Another corrective: We have also frequently abstracted Jesus from his Jewishness and morality from its contextual inception in Scripture as life-guided-rightly-by-God from context to context. By doing this we have nearly rendered Jesus' earthly life and the moral imperatives of Scripture valueless. What do I mean? Well, when we turn morality into abstract principles we render meaningless the relationship with the Person who uses them to guide into right living.

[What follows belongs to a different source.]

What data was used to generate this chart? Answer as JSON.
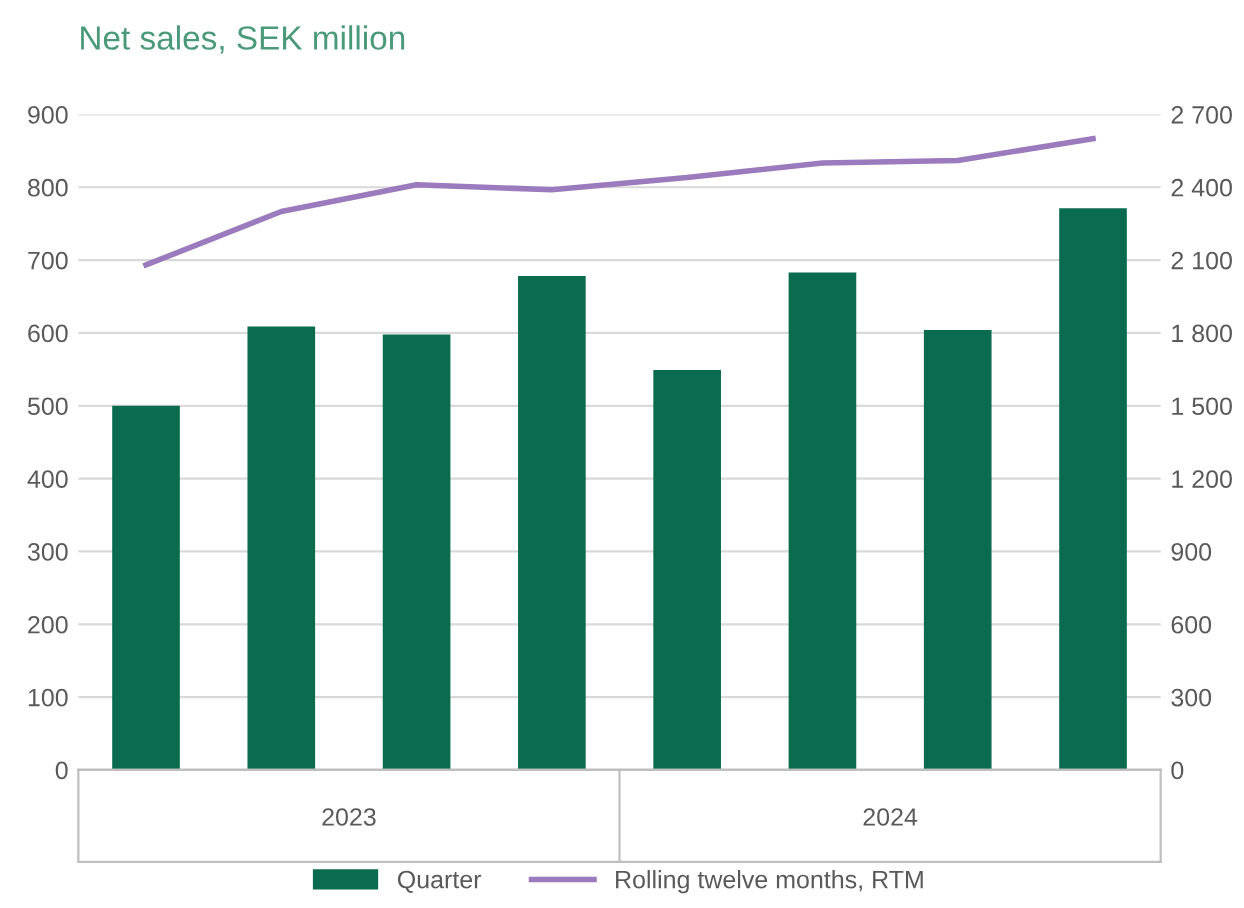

For example: We see this exposed the moment that our particular versions of "timeless morality" outlive the particular context in which they were born. The problem with legalism isn't so much the rules or applications people make to help them live rightly in their time, but the extension of each of those rules to every time and context, as if timeless principles to begin with, and as if perfectly interpreted at one time by one person for all times and all people.

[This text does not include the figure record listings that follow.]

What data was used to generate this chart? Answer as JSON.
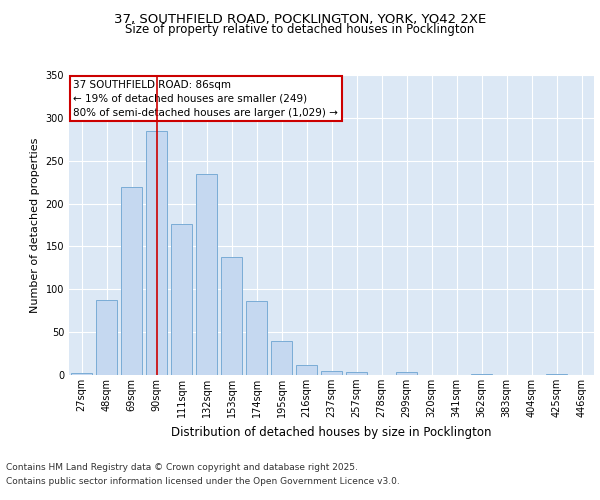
{
  "title_line1": "37, SOUTHFIELD ROAD, POCKLINGTON, YORK, YO42 2XE",
  "title_line2": "Size of property relative to detached houses in Pocklington",
  "xlabel": "Distribution of detached houses by size in Pocklington",
  "ylabel": "Number of detached properties",
  "categories": [
    "27sqm",
    "48sqm",
    "69sqm",
    "90sqm",
    "111sqm",
    "132sqm",
    "153sqm",
    "174sqm",
    "195sqm",
    "216sqm",
    "237sqm",
    "257sqm",
    "278sqm",
    "299sqm",
    "320sqm",
    "341sqm",
    "362sqm",
    "383sqm",
    "404sqm",
    "425sqm",
    "446sqm"
  ],
  "values": [
    2,
    87,
    219,
    285,
    176,
    234,
    138,
    86,
    40,
    12,
    5,
    4,
    0,
    3,
    0,
    0,
    1,
    0,
    0,
    1,
    0
  ],
  "bar_color": "#c5d8f0",
  "bar_edge_color": "#7aacd6",
  "plot_bg_color": "#dce8f5",
  "fig_bg_color": "#ffffff",
  "vline_x_index": 3,
  "vline_color": "#cc0000",
  "annotation_title": "37 SOUTHFIELD ROAD: 86sqm",
  "annotation_line2": "← 19% of detached houses are smaller (249)",
  "annotation_line3": "80% of semi-detached houses are larger (1,029) →",
  "annotation_box_edgecolor": "#cc0000",
  "annotation_bg": "#ffffff",
  "ylim": [
    0,
    350
  ],
  "yticks": [
    0,
    50,
    100,
    150,
    200,
    250,
    300,
    350
  ],
  "title_fontsize": 9.5,
  "subtitle_fontsize": 8.5,
  "ylabel_fontsize": 8,
  "xlabel_fontsize": 8.5,
  "tick_fontsize": 7,
  "annotation_fontsize": 7.5,
  "footer_fontsize": 6.5,
  "footer_line1": "Contains HM Land Registry data © Crown copyright and database right 2025.",
  "footer_line2": "Contains public sector information licensed under the Open Government Licence v3.0."
}
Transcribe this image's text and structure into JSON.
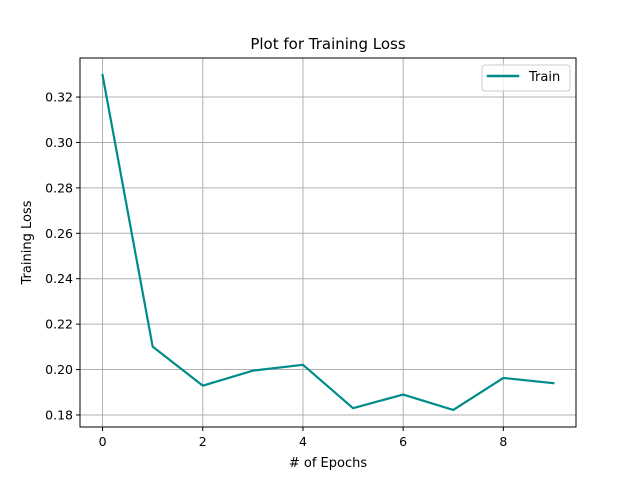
{
  "chart_data": {
    "type": "line",
    "title": "Plot for Training Loss",
    "xlabel": "# of Epochs",
    "ylabel": "Training Loss",
    "x": [
      0,
      1,
      2,
      3,
      4,
      5,
      6,
      7,
      8,
      9
    ],
    "series": [
      {
        "name": "Train",
        "color": "#008b8b",
        "values": [
          0.3297,
          0.2101,
          0.1929,
          0.1995,
          0.2021,
          0.183,
          0.189,
          0.1822,
          0.1963,
          0.194
        ]
      }
    ],
    "xlim": [
      -0.45,
      9.45
    ],
    "ylim": [
      0.1747,
      0.3372
    ],
    "xticks": [
      0,
      2,
      4,
      6,
      8
    ],
    "xtick_labels": [
      "0",
      "2",
      "4",
      "6",
      "8"
    ],
    "yticks": [
      0.18,
      0.2,
      0.22,
      0.24,
      0.26,
      0.28,
      0.3,
      0.32
    ],
    "ytick_labels": [
      "0.18",
      "0.20",
      "0.22",
      "0.24",
      "0.26",
      "0.28",
      "0.30",
      "0.32"
    ],
    "grid": true,
    "legend_position": "top-right"
  }
}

I'm not saying there are no guiding principles, nor am I denying that Scripture has moral imperatives which carry force through time.

I am also not trying to say that sin is a minor blip on the radar screen of God's plan of salvation.

But without this grander vision which places Christ and the cross within an proper understanding of God's covenant with creation, and then with humanity through Israel, we do indeed end up with a view of God that succumbs Him to sin (as merely a reactionary god, otherwise unconcerned with us); makes His judgment of sin seem arbitrary; and renders the humanity of Christ and the very life of Jesus on earth little more than inconsequential, only meant to communicate timeless principles to us, leaving aside any understanding of his (or our) human situation or the grander narrative of Israel within which his (and our) life find all their meaning.

jonkramer said...

I grew up with a “bridge” understanding of the gospel - and it “worked”, I guess, for quite a while for me. But when I read McLaren’s “The Story We Find Ourselves In” (which pretty much presents these ideas of Barth’s in a narrative fashion), I was just blown away to find that God’s story (reconciliation) is so much better/grander than I first thought. Some might find it cheesy, but I’ve found McLaren’s 7-C’s that chart the narrative of God to be quite helpful: Creation, Crisis, Calling, Conversations/Cycles, Christ, Church/Community, Consummation. I’m not a big fan of “gospel presentations”, but if I had to do one, I would much rather chart it out this way than by simply using the bridge illustration.

jon said...

Sounds intriguing. My question is whether the C's between Creation and Christ adequately represent the period from the Patriarchs to Israel (which give meaning to what the Christ etc are about) or if they turn them into abstractions?

jonkramer said...

Good question.
I think it all depends on how one unpacks the stuff. If one simply rushes through Crisis, Calling, Conversations, by saying "things broke - God tried to fix it - it didn't work" - then we're missing out on a lot. And typically, I think most evangelicals would rush through the first stages - just to get to Christ.
But, personally, I've found McLaren to be theologically deep (enough), but easily accessible (The Conversations section is broken up into: Priests, Prophets, Poets, Philosophers... you can see what he's trying to do).

jon said...

yeah, cool.

i have been thinking ever since Hirsch said "Trinitarianism makes clumsy missiology" of coming up with a more holistically biblical (yet concisely presentable) and Trinitarian gospel presentation to replace the "bridge diagram".

SOunds like McLaren may have a decent one. THe other day in church I preached A Hitchhikers Guide to the Life of Christ as my first attempt.

Anonymous said...

good stuff guys. As a young boy (11 ish) I can remember asking Jesus to "come into my heart" because i was scared of going to hell. The "salvation experience" at that time was very real (that aspect of it still is) but very soon discovered there's a ton more stuff involved in our salvation (reconciliation to use Barth's term) that fire escaped. And it's taking all my life to unpack the ramifications of it all. Is that what this excellent discussion is about (other than the pretrib stuff)? As long as we don't forget that the "going to heaven not hell" stuff is still truth! Stu.